Managing Permissions
Under Linux (and UNIX), everything in the file system, including directories and devices, is a file. And every file on your system has an accompanying set of permissions based on owner ship. These permissions form the basis for security under Linux, and designate each file's read, write, and execute permission for you, members of your group, and all others on the system.
You can examine the default permissions for a file you create by using the umask command, or as a practical example, by using the touch command and then the ls command's long-format listing, like this:
$ touch file
$ ls -l file
-rw-rw-r-- 1 andrew andrew 0 2007-10-23 18:50 file
In this example, the touch command is used to quickly create a file. The ls command then reports on the file, displaying information (from left to right) in the first field of output (such as -rw-rw-r-- previously):
> The first character of the field is the type of file created — The common indicator of the type of file is a leading letter in the output. A blank (which is represented by a dash in the preceding example) designates a plain file, d designates a directory, c designates a character device (such as /dev/ttyS0), and b is used for a block device (such as /dev/hda).
> Permissions — Read, write, and execute permissions for the owner, group, and all others on the system. (You learn more about these permissions later in this section.)
> Number of links to the file — The number one (1) designates that there is only one file, whereas any other number indicates that there might be one or more hard-linked files. Links are created with the ln command. A hard-linked file is an exact copy of the file, but it might be located elsewhere on the system. Symbolic links of directories can also be created, but only the root operator can create a hard link of a directory.
> The owner — The account that created or owns the file; you can change this designation by using the chown command.
> The group — The group of users allowed to access the file; you can change this designation by using the chgrp command.
> File size and creation/modification date — The last two elements indicate the size of the file in bytes and the date the file was created or last modified.
Assigning Permissions
Under Linux, permissions are grouped by owner, group, and others, with read, write, and execute permission assigned to each, like so:
Owner Group Others
rwx rwx rwx
Permissions can be indicated by mnemonic or octal characters. You can use the following mnemonic characters:
> r indicates permission for an owner, member of the owner's group, or others to open and read the file.
> w indicates permission for an owner, member of the owner's group, or others to open and write to the file.
> x indicates permission for an owner, member of the owner's group, or others to execute the file (or read a directory).
In the previous example for the file named file, the owner, andrew, has read and write permission, as does any member of the group named andrew. All other users may only read the file. Also note that default permissions for files created by the root operator will differ! This happens because of umask settings assigned by the shell.

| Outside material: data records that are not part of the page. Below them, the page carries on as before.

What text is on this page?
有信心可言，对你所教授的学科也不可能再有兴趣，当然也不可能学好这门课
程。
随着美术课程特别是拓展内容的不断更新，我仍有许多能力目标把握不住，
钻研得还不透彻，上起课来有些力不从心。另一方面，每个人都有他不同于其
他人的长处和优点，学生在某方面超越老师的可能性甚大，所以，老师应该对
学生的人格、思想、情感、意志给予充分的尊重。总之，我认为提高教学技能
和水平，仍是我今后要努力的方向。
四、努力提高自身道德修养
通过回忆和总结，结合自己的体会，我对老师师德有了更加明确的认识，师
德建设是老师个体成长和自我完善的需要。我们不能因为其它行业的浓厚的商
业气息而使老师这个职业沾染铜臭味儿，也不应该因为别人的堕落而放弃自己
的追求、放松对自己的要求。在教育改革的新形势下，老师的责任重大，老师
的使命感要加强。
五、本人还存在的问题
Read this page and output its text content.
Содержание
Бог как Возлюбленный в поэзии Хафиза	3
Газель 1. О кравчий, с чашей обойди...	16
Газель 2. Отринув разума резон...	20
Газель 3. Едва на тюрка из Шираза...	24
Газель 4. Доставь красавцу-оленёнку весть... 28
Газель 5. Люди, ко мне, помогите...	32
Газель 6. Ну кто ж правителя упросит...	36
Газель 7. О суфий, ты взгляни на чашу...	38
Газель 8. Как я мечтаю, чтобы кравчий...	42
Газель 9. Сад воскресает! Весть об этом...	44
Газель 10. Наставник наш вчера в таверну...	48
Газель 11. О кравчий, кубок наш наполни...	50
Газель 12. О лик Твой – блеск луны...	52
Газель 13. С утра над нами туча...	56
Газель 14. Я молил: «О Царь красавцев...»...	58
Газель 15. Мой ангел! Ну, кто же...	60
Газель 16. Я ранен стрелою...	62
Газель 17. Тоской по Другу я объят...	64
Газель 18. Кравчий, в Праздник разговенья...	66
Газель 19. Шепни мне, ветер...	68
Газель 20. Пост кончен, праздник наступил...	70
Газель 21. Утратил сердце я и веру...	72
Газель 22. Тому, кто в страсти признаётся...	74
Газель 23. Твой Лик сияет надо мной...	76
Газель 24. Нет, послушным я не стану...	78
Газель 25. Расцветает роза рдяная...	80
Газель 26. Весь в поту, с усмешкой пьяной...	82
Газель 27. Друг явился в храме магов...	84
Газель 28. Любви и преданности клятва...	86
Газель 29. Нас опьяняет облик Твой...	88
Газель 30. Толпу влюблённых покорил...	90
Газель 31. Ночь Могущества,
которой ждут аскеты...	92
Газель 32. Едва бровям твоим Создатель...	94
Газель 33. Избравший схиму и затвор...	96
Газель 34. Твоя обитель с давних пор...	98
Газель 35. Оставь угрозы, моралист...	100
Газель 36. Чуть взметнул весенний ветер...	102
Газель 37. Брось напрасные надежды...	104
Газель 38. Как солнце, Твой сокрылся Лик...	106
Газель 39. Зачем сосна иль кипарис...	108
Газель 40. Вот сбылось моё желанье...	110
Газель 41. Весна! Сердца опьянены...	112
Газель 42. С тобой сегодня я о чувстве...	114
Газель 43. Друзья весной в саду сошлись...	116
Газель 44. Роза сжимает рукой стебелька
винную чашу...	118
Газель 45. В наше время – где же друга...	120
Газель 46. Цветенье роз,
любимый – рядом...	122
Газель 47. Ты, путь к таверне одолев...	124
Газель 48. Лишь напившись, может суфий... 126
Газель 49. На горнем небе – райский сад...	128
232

Many users prefer to represent permissions with numeric codes, based on octal (base 8) values. Here's what these values mean:
> 4 indicates read permission.
> 2 indicates write permission.
> 1 indicates execute permission.
In octal notation, the previous example file has a permission setting of 664 (read + write or 4 + 2, read + write or 4 + 2, read-only or 4). Although you can use either form of permissions notation, octal is easy to use quickly after you visualize and understand how permissions are numbered.
In Linux, you can create groups to assign a number of users access to common directories and files based on permissions. You might assign everyone in accounting to a group named accounting, for example, and allow that group access to accounts payable files while disallowing access by other departments. Defined groups are maintained by the root operator, but you can use the newgrp command to temporarily join other groups to access files (as long as the root operator has added you to the other groups). You can also allow or deny access to your files by other groups by modifying the group permissions of your files.
Directory Permissions
Directories are also files under Linux. For example, again use the ls command to show permissions like this:
$ mkdir foo
$ ls -ld foo
drwxrwxr-x 2 andrew andrew 4096 2007-10-23 19:06 foo
In this example, the mkdir command is used to create a directory. The ls command and its -ld option is used to show the permissions and other information about the directory (not its contents). Here you can see that the directory has permission values of 775 (read+write+execute or 4+2+1 , read+write+execute or 4+2+1, and read+execute or 4+1).
This shows that the owner and group members can read and write to the directory and, because of execute permission, also list the directory's contents. All other users can only list the directory contents. Note that directories require execute permission for anyone to be able to view their contents.
You should also notice that the ls command's output shows a leading d in the permissions field. This letter specifies that this file is a directory; normal files have a blank field in its place. Other files, such as those specifying a block or character device, have a different letter.
For example, if you examine the device file for a Linux serial port, you will see the following:
$ ls -l /dev/ttyS0
crw-rw---- 1 root uucp 4, 64 2007-10-23 18:11 /dev/ttyS0
Here, /dev/ttyS0 is a character device (such as a serial communications port and designated by a c) owned by root and available to anyone in the uucp group. The device has permissions of 660 (read + write, read + write, no permission).